Ristoratrice morta, inquirenti al lavoro su secondo telefono

La Procura di Lodi sta cercando di recuperare il contenuto di un secondo telefono di Giovanna Pedretti, la ristoratrice di Sant’Angelo Lodigiano che un mese fa si suicidò nelle acque del Lambro dopo essere finita al centro di numerose polemiche sul web per via della risposta sul profilo Facebook della sua pizzeria a un post omofobo e che prendeva di mira disabili di un cliente rimasto anonimo.

Del post e della risposta era stata messa in dubbio l’autenticità e sui social erano comparse accuse a Giovanna Pedretti di aver architettato la vicenda.

La donna era stata trovata annegata nel fiume Lambro il 14 gennaio.

Il recupero del contenuto del telefono che aveva nel giubbotto (un altro è stato già analizzato) servirà agli inquirenti diretti da Maurizio Romanelli a chiarire le motivazioni del gesto della ristoratrice nell’ambito dell’inchiesta, ancora contro ignoti, per istigazione al suicidio.

Caso Pedretti, Biagiarelli: ‘Non mi scuso, non torno in tv’

A distanza di un mese dalla tragedia torna a parlarne uno di coloro che era stato oggetto di attacchi sul web dopo il suicidio, il food blogger e compagno di Selvaggia Lucarelli, Lorenzo Biagarelli, il primo a mettere in dubbio la veridicità del post da cui tutto è nato.

“In molti mi hanno rimproverato scarsa umanità ma io non posso né voglio chiedere scusa, come molti mi hanno caldamente suggerito di fare, per la morte di Giovanna Pedretti che ovviamente mi addolora come essere umano, perché se lo facessi sarei l’ennesimo che utilizza la sua morte per il proprio vantaggio, nel mio caso per riabilitarmi, cospargendomi il capo di cenere e implorando la clemenza della pubblica piazza”, ha detto.

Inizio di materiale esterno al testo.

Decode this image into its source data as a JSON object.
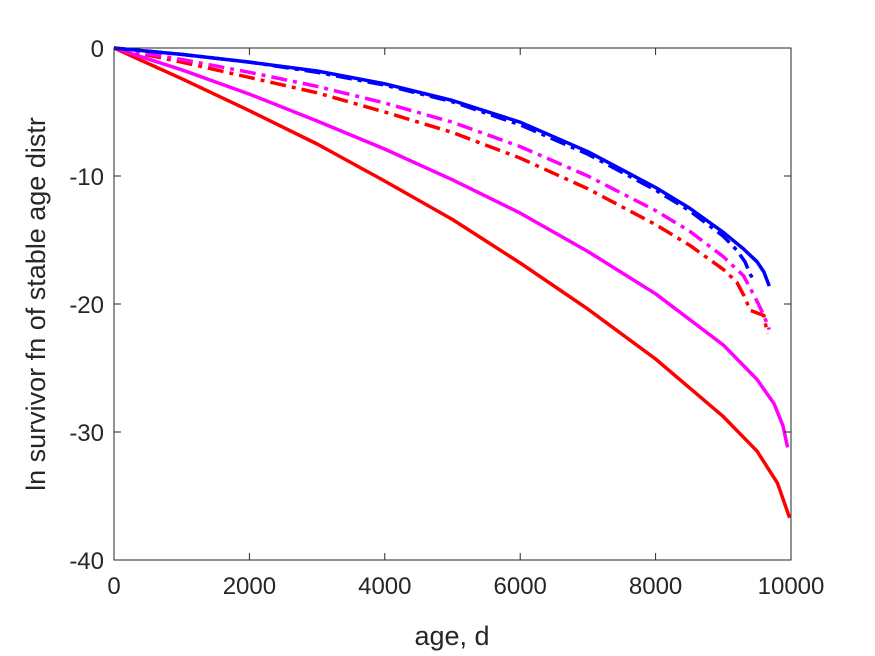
{
  "chart_data": {
    "type": "line",
    "title": "",
    "xlabel": "age, d",
    "ylabel": "ln survivor fn of stable age distr",
    "xlim": [
      0,
      10000
    ],
    "ylim": [
      -40,
      0
    ],
    "xticks": [
      0,
      2000,
      4000,
      6000,
      8000,
      10000
    ],
    "yticks": [
      0,
      -10,
      -20,
      -30,
      -40
    ],
    "xtick_labels": [
      "0",
      "2000",
      "4000",
      "6000",
      "8000",
      "10000"
    ],
    "ytick_labels": [
      "0",
      "-10",
      "-20",
      "-30",
      "-40"
    ],
    "grid": false,
    "legend": "none",
    "series": [
      {
        "color": "#ff0000",
        "style": "solid",
        "x": [
          0,
          1000,
          2000,
          3000,
          4000,
          5000,
          6000,
          7000,
          8000,
          9000,
          9500,
          9800,
          9980
        ],
        "y": [
          0,
          -2.4,
          -4.9,
          -7.5,
          -10.4,
          -13.4,
          -16.8,
          -20.4,
          -24.3,
          -28.8,
          -31.5,
          -34.0,
          -36.7
        ]
      },
      {
        "color": "#ff00ff",
        "style": "solid",
        "x": [
          0,
          1000,
          2000,
          3000,
          4000,
          5000,
          6000,
          7000,
          8000,
          9000,
          9500,
          9750,
          9880,
          9950
        ],
        "y": [
          0,
          -1.7,
          -3.6,
          -5.7,
          -7.9,
          -10.3,
          -12.9,
          -15.9,
          -19.2,
          -23.2,
          -25.9,
          -27.8,
          -29.5,
          -31.2
        ]
      },
      {
        "color": "#ff0000",
        "style": "dashdot",
        "x": [
          0,
          1000,
          2000,
          3000,
          4000,
          5000,
          6000,
          7000,
          8000,
          8500,
          9000,
          9200,
          9300,
          9400,
          9500,
          9600,
          9650
        ],
        "y": [
          0,
          -1.1,
          -2.3,
          -3.5,
          -5.0,
          -6.6,
          -8.6,
          -11.0,
          -13.8,
          -15.4,
          -17.3,
          -18.3,
          -19.3,
          -20.5,
          -20.7,
          -20.9,
          -22.3
        ]
      },
      {
        "color": "#ff00ff",
        "style": "dashdot",
        "x": [
          0,
          1000,
          2000,
          3000,
          4000,
          5000,
          6000,
          7000,
          8000,
          8500,
          9000,
          9300,
          9400,
          9500,
          9600,
          9680
        ],
        "y": [
          0,
          -0.9,
          -1.9,
          -3.0,
          -4.3,
          -5.8,
          -7.7,
          -10.0,
          -12.7,
          -14.3,
          -16.3,
          -17.8,
          -18.8,
          -19.8,
          -20.9,
          -22.0
        ]
      },
      {
        "color": "#0000ff",
        "style": "dashdot",
        "x": [
          0,
          1000,
          2000,
          3000,
          4000,
          5000,
          6000,
          7000,
          8000,
          8500,
          9000,
          9200,
          9320,
          9400,
          9460
        ],
        "y": [
          0,
          -0.5,
          -1.1,
          -1.9,
          -2.9,
          -4.2,
          -6.0,
          -8.3,
          -11.1,
          -12.7,
          -14.7,
          -15.8,
          -16.7,
          -17.7,
          -18.2
        ]
      },
      {
        "color": "#0000ff",
        "style": "solid",
        "x": [
          0,
          1000,
          2000,
          3000,
          4000,
          5000,
          6000,
          7000,
          8000,
          8500,
          9000,
          9300,
          9500,
          9600,
          9680
        ],
        "y": [
          0,
          -0.5,
          -1.1,
          -1.8,
          -2.8,
          -4.1,
          -5.8,
          -8.1,
          -10.9,
          -12.5,
          -14.4,
          -15.7,
          -16.7,
          -17.5,
          -18.6
        ]
      }
    ]
  }
}
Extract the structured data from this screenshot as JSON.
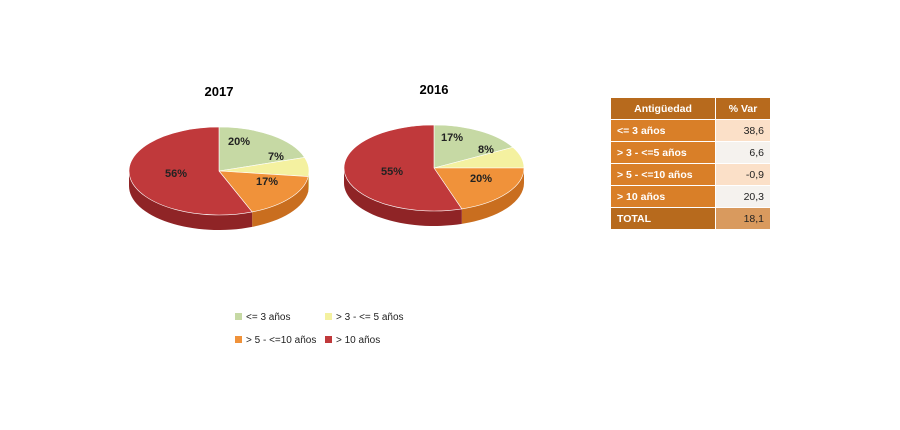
{
  "chart_data": [
    {
      "type": "pie",
      "title": "2017",
      "categories": [
        "<= 3 años",
        "> 3 - <= 5 años",
        "> 5 - <=10 años",
        "> 10 años"
      ],
      "values": [
        20,
        7,
        17,
        56
      ],
      "labels": [
        "20%",
        "7%",
        "17%",
        "56%"
      ]
    },
    {
      "type": "pie",
      "title": "2016",
      "categories": [
        "<= 3 años",
        "> 3 - <= 5 años",
        "> 5 - <=10 años",
        "> 10 años"
      ],
      "values": [
        17,
        8,
        20,
        55
      ],
      "labels": [
        "17%",
        "8%",
        "20%",
        "55%"
      ]
    },
    {
      "type": "table",
      "headers": [
        "Antigüedad",
        "% Var"
      ],
      "rows": [
        {
          "label": "<= 3 años",
          "value": "38,6"
        },
        {
          "label": "> 3 - <=5 años",
          "value": "6,6"
        },
        {
          "label": "> 5 - <=10 años",
          "value": "-0,9"
        },
        {
          "label": "> 10 años",
          "value": "20,3"
        },
        {
          "label": "TOTAL",
          "value": "18,1"
        }
      ]
    }
  ],
  "legend": {
    "items": [
      {
        "label": "<= 3 años",
        "color": "#c6d9a4"
      },
      {
        "label": "> 3 - <= 5 años",
        "color": "#f4f1a0"
      },
      {
        "label": "> 5 - <=10 años",
        "color": "#f0923a"
      },
      {
        "label": "> 10 años",
        "color": "#c0393b"
      }
    ]
  },
  "colors": {
    "top": [
      "#c6d9a4",
      "#f4f1a0",
      "#f0923a",
      "#c0393b"
    ],
    "side": [
      "#9fb57a",
      "#cfc96b",
      "#c96e1f",
      "#8f2426"
    ],
    "table_header": "#b76a1d",
    "table_label": "#d97f28"
  }
}
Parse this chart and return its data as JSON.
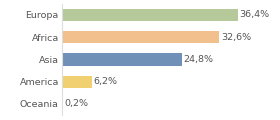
{
  "categories": [
    "Europa",
    "Africa",
    "Asia",
    "America",
    "Oceania"
  ],
  "values": [
    36.4,
    32.6,
    24.8,
    6.2,
    0.2
  ],
  "labels": [
    "36,4%",
    "32,6%",
    "24,8%",
    "6,2%",
    "0,2%"
  ],
  "colors": [
    "#b5c99a",
    "#f2c08c",
    "#7090b8",
    "#f0d070",
    "#f2f2f2"
  ],
  "background_color": "#ffffff",
  "xlim": [
    0,
    44
  ],
  "label_fontsize": 6.8,
  "tick_fontsize": 6.8,
  "grid_color": "#dddddd",
  "text_color": "#555555"
}
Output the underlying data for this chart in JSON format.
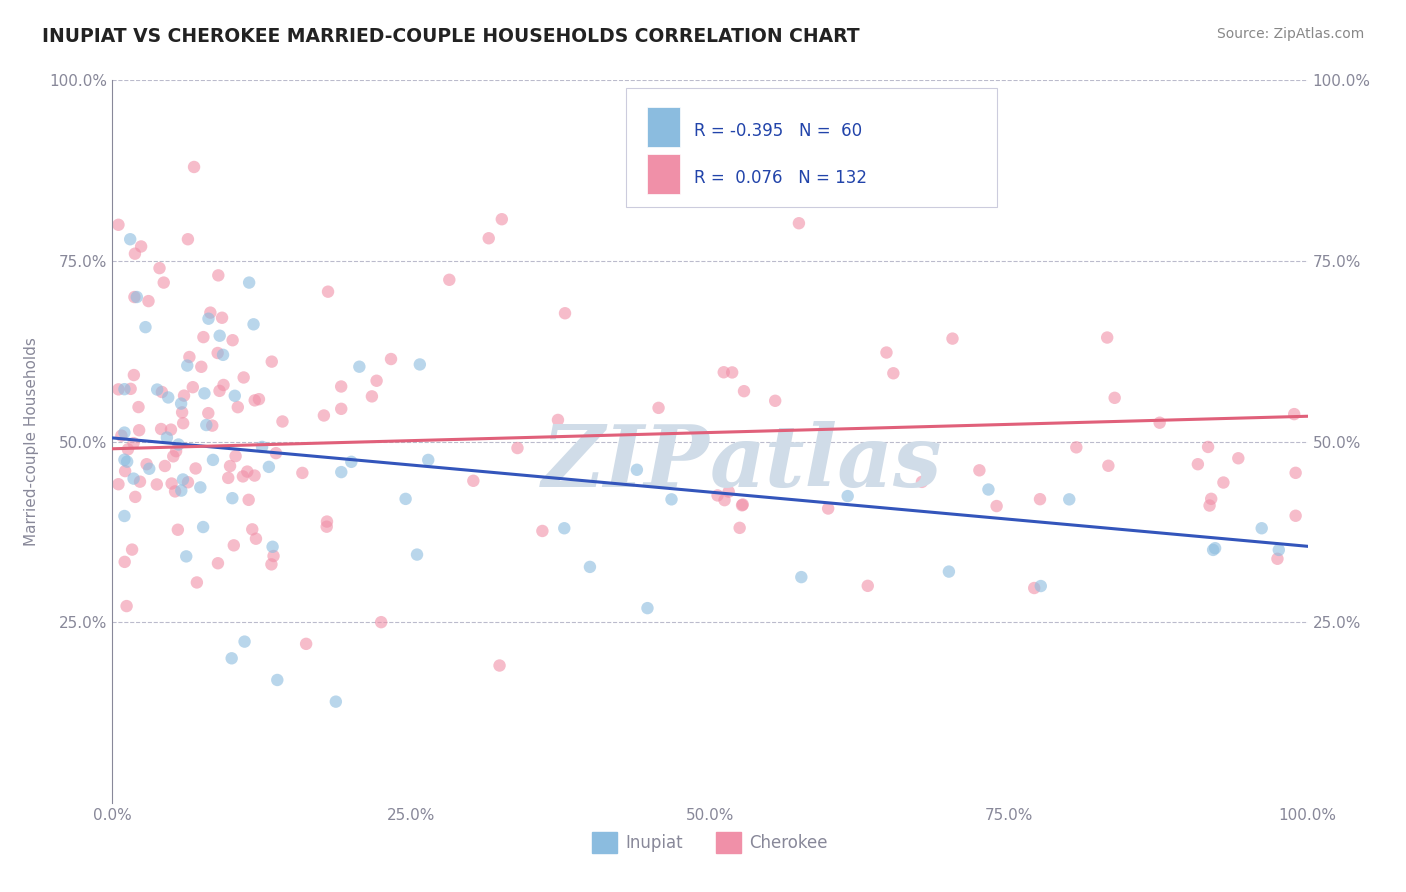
{
  "title": "INUPIAT VS CHEROKEE MARRIED-COUPLE HOUSEHOLDS CORRELATION CHART",
  "source": "Source: ZipAtlas.com",
  "ylabel": "Married-couple Households",
  "watermark": "ZIPAtlas",
  "inupiat_color": "#8bbcdf",
  "cherokee_color": "#f090a8",
  "inupiat_line_color": "#3355bb",
  "cherokee_line_color": "#e0607a",
  "scatter_alpha": 0.6,
  "scatter_size": 80,
  "background_color": "#ffffff",
  "grid_color": "#bbbbcc",
  "axis_color": "#888899",
  "title_color": "#222222",
  "source_color": "#888888",
  "watermark_color": "#d0dce8",
  "xlim": [
    0.0,
    1.0
  ],
  "ylim": [
    0.0,
    1.0
  ],
  "xticks": [
    0.0,
    0.25,
    0.5,
    0.75,
    1.0
  ],
  "yticks": [
    0.25,
    0.5,
    0.75,
    1.0
  ],
  "xticklabels": [
    "0.0%",
    "25.0%",
    "50.0%",
    "75.0%",
    "100.0%"
  ],
  "yticklabels": [
    "25.0%",
    "50.0%",
    "75.0%",
    "100.0%"
  ],
  "right_yticklabels": [
    "25.0%",
    "50.0%",
    "75.0%",
    "100.0%"
  ],
  "legend_labels": [
    "Inupiat",
    "Cherokee"
  ],
  "inupiat_R": -0.395,
  "inupiat_N": 60,
  "cherokee_R": 0.076,
  "cherokee_N": 132,
  "inupiat_line_start_y": 0.505,
  "inupiat_line_end_y": 0.355,
  "cherokee_line_start_y": 0.49,
  "cherokee_line_end_y": 0.535
}
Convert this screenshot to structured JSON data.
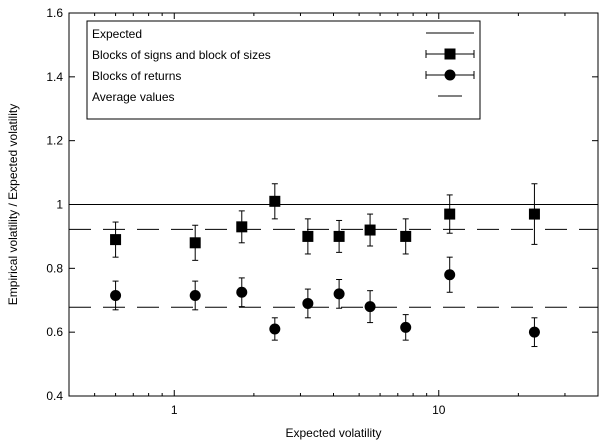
{
  "chart_data": {
    "type": "scatter",
    "title": "",
    "xlabel": "Expected volatility",
    "ylabel": "Empirical volatility / Expected volatility",
    "xscale": "log",
    "xlim": [
      0.4,
      40
    ],
    "ylim": [
      0.4,
      1.6
    ],
    "xticks": [
      1,
      10
    ],
    "xtick_labels": [
      "1",
      "10"
    ],
    "yticks": [
      0.4,
      0.6,
      0.8,
      1.0,
      1.2,
      1.4,
      1.6
    ],
    "ytick_labels": [
      "0.4",
      "0.6",
      "0.8",
      "1",
      "1.2",
      "1.4",
      "1.6"
    ],
    "grid": false,
    "legend_position": "top-left",
    "series": [
      {
        "name": "Expected",
        "kind": "line",
        "y": 1.0,
        "color": "#000000"
      },
      {
        "name": "Blocks of signs and block of sizes",
        "kind": "points",
        "marker": "square",
        "color": "#000000",
        "x": [
          0.6,
          1.2,
          1.8,
          2.4,
          3.2,
          4.2,
          5.5,
          7.5,
          11.0,
          23.0
        ],
        "y": [
          0.89,
          0.88,
          0.93,
          1.01,
          0.9,
          0.9,
          0.92,
          0.9,
          0.97,
          0.97
        ],
        "yerr": [
          0.055,
          0.055,
          0.05,
          0.055,
          0.055,
          0.05,
          0.05,
          0.055,
          0.06,
          0.095
        ]
      },
      {
        "name": "Blocks of returns",
        "kind": "points",
        "marker": "circle",
        "color": "#000000",
        "x": [
          0.6,
          1.2,
          1.8,
          2.4,
          3.2,
          4.2,
          5.5,
          7.5,
          11.0,
          23.0
        ],
        "y": [
          0.715,
          0.715,
          0.725,
          0.61,
          0.69,
          0.72,
          0.68,
          0.615,
          0.78,
          0.6
        ],
        "yerr": [
          0.045,
          0.045,
          0.045,
          0.035,
          0.045,
          0.045,
          0.05,
          0.04,
          0.055,
          0.045
        ]
      },
      {
        "name": "Average values",
        "kind": "dashed-line",
        "color": "#000000",
        "levels": [
          0.922,
          0.678
        ]
      }
    ]
  }
}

Biagiarelli che torna sui social dopo settimane di silenzio comunica che “purtroppo non ci sono più le condizioni perché io riprenda il mio ruolo a È sempre mezzogiorno, quindi non mi vedrete più in onda”.

La ristoratrice era stata sentita dai carabinieri “quale potenziale vittima dell’intera vicenda” e per accertare un’ipotesi di “propaganda ed istigazione a delinquere per motivi di discriminazione razziale, etnica e religiosa”.

Aveva confermato il contenuto della recensione e spiegato di non essere in grado di fornire ulteriori dettagli per poter risalire all’identità del cliente che aveva lasciato quella recensione.

Sui social, però, in quelle ore prendeva piede l’ipotesi che si fosse inventata tutto. I più maligni ipotizzavano che l’avesse fatto solo per farsi pubblicità.